Zijn vader was tuinier, zijn moeder kwam uit een landbouwersgezin. Omstreeks 1908 verhuisde de familie van Temse naar Ukkel, waar zijn vader tuinier en toezichter werd op het kasteel van minister van state Charles Woeste. Hoewel zijn vader hem voorbestemde om in de handel terecht te komen, wist zijn moeder te bereiken dat hij mocht verder studeren. In 1925 behaalde hij het onderwijzersdiploma en kreeg hij een betrekking in Hamme-Zogge, waar hij meteen een volksbibliotheek oprichtte (die nog steeds bestaat én zijn naam draagt). Na het behalen van het licentiaatsdiploma in 1929, promoveerde hij in 1940 tot doctor in de pedagogische wetenschappen. Datzelfde jaar werd hij kantonaal inspecteur voor het lager onderwijs, en in 1949 hoofdinspecteur. Van 1941 tot aan zijn dood woonde hij in Brugge.

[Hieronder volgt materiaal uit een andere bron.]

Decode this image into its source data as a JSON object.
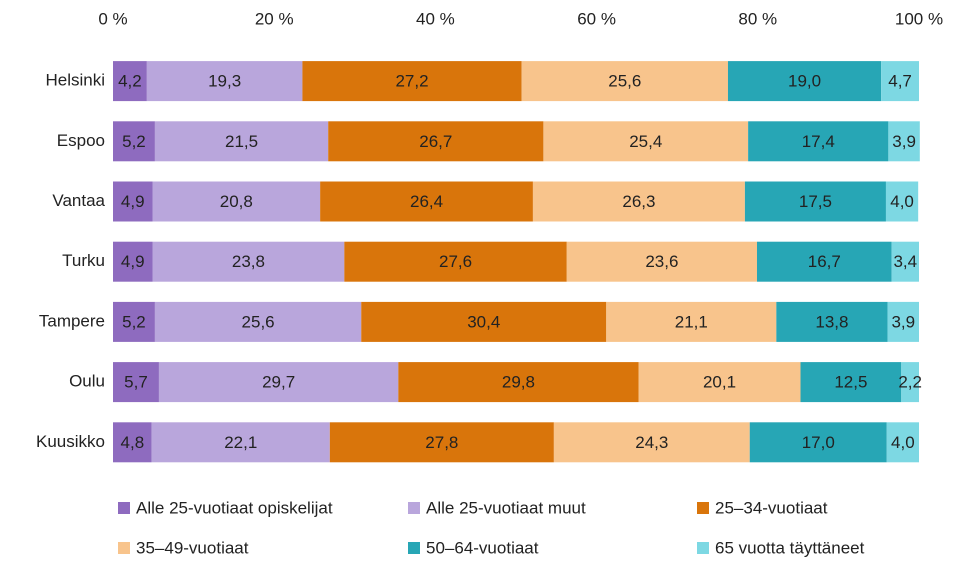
{
  "chart_data": {
    "type": "stacked-bar-horizontal",
    "categories": [
      "Helsinki",
      "Espoo",
      "Vantaa",
      "Turku",
      "Tampere",
      "Oulu",
      "Kuusikko"
    ],
    "xlim": [
      0,
      100
    ],
    "xticks": [
      {
        "value": 0,
        "label": "0 %"
      },
      {
        "value": 20,
        "label": "20 %"
      },
      {
        "value": 40,
        "label": "40 %"
      },
      {
        "value": 60,
        "label": "60 %"
      },
      {
        "value": 80,
        "label": "80 %"
      },
      {
        "value": 100,
        "label": "100 %"
      }
    ],
    "series": [
      {
        "name": "Alle 25-vuotiaat opiskelijat",
        "color": "#8e6bbf",
        "values": [
          4.2,
          5.2,
          4.9,
          4.9,
          5.2,
          5.7,
          4.8
        ],
        "value_labels": [
          "4,2",
          "5,2",
          "4,9",
          "4,9",
          "5,2",
          "5,7",
          "4,8"
        ]
      },
      {
        "name": "Alle 25-vuotiaat muut",
        "color": "#b9a6dc",
        "values": [
          19.3,
          21.5,
          20.8,
          23.8,
          25.6,
          29.7,
          22.1
        ],
        "value_labels": [
          "19,3",
          "21,5",
          "20,8",
          "23,8",
          "25,6",
          "29,7",
          "22,1"
        ]
      },
      {
        "name": "25–34-vuotiaat",
        "color": "#d9750b",
        "values": [
          27.2,
          26.7,
          26.4,
          27.6,
          30.4,
          29.8,
          27.8
        ],
        "value_labels": [
          "27,2",
          "26,7",
          "26,4",
          "27,6",
          "30,4",
          "29,8",
          "27,8"
        ]
      },
      {
        "name": "35–49-vuotiaat",
        "color": "#f8c48c",
        "values": [
          25.6,
          25.4,
          26.3,
          23.6,
          21.1,
          20.1,
          24.3
        ],
        "value_labels": [
          "25,6",
          "25,4",
          "26,3",
          "23,6",
          "21,1",
          "20,1",
          "24,3"
        ]
      },
      {
        "name": "50–64-vuotiaat",
        "color": "#27a6b5",
        "values": [
          19.0,
          17.4,
          17.5,
          16.7,
          13.8,
          12.5,
          17.0
        ],
        "value_labels": [
          "19,0",
          "17,4",
          "17,5",
          "16,7",
          "13,8",
          "12,5",
          "17,0"
        ]
      },
      {
        "name": "65 vuotta täyttäneet",
        "color": "#7dd8e3",
        "values": [
          4.7,
          3.9,
          4.0,
          3.4,
          3.9,
          2.2,
          4.0
        ],
        "value_labels": [
          "4,7",
          "3,9",
          "4,0",
          "3,4",
          "3,9",
          "2,2",
          "4,0"
        ]
      }
    ]
  }
}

In het literaire verenigingsleven bekleedde Jan Vercammen, zowel in binnen- als buitenland, verscheidene functies, gaande van lid van de Félibrige, het Provençaalse dichtersgenootschap, tot ere-voorzitter van de Vereniging van Vlaamse Letterkundigen, en promotor van de Literaire Weekends op het kasteel Driekoningen van gravin d'Hespel te Beernem.
In 1929 verschijnt Jan Vercammens eerste poëziebundel, Eksode, nagenoeg gelijktijdig met de eerstelingen van André Demedts, Pieter Geert Buckinx en René Verbeeck. Alle vier stonden zij duidelijk onder de invloed van het reeds uitdeinende humanitair expressionisme, en gezamenlijk drongen zij aan op een hernieuwde bezinning en concentratie in de poëzie. Maar na een korte periode van samen-denken en samen-ijveren (1930-1934) in De Tijdstroom, scheidden hun wegen. En terwijl Buckinx
| |
| |
en Verbeeck samen met De Vree Vormen oprichtten, werd Vercammen - samen met Marnix Gijsen - redacteur voor Vlaanderen van De Gemeenschap.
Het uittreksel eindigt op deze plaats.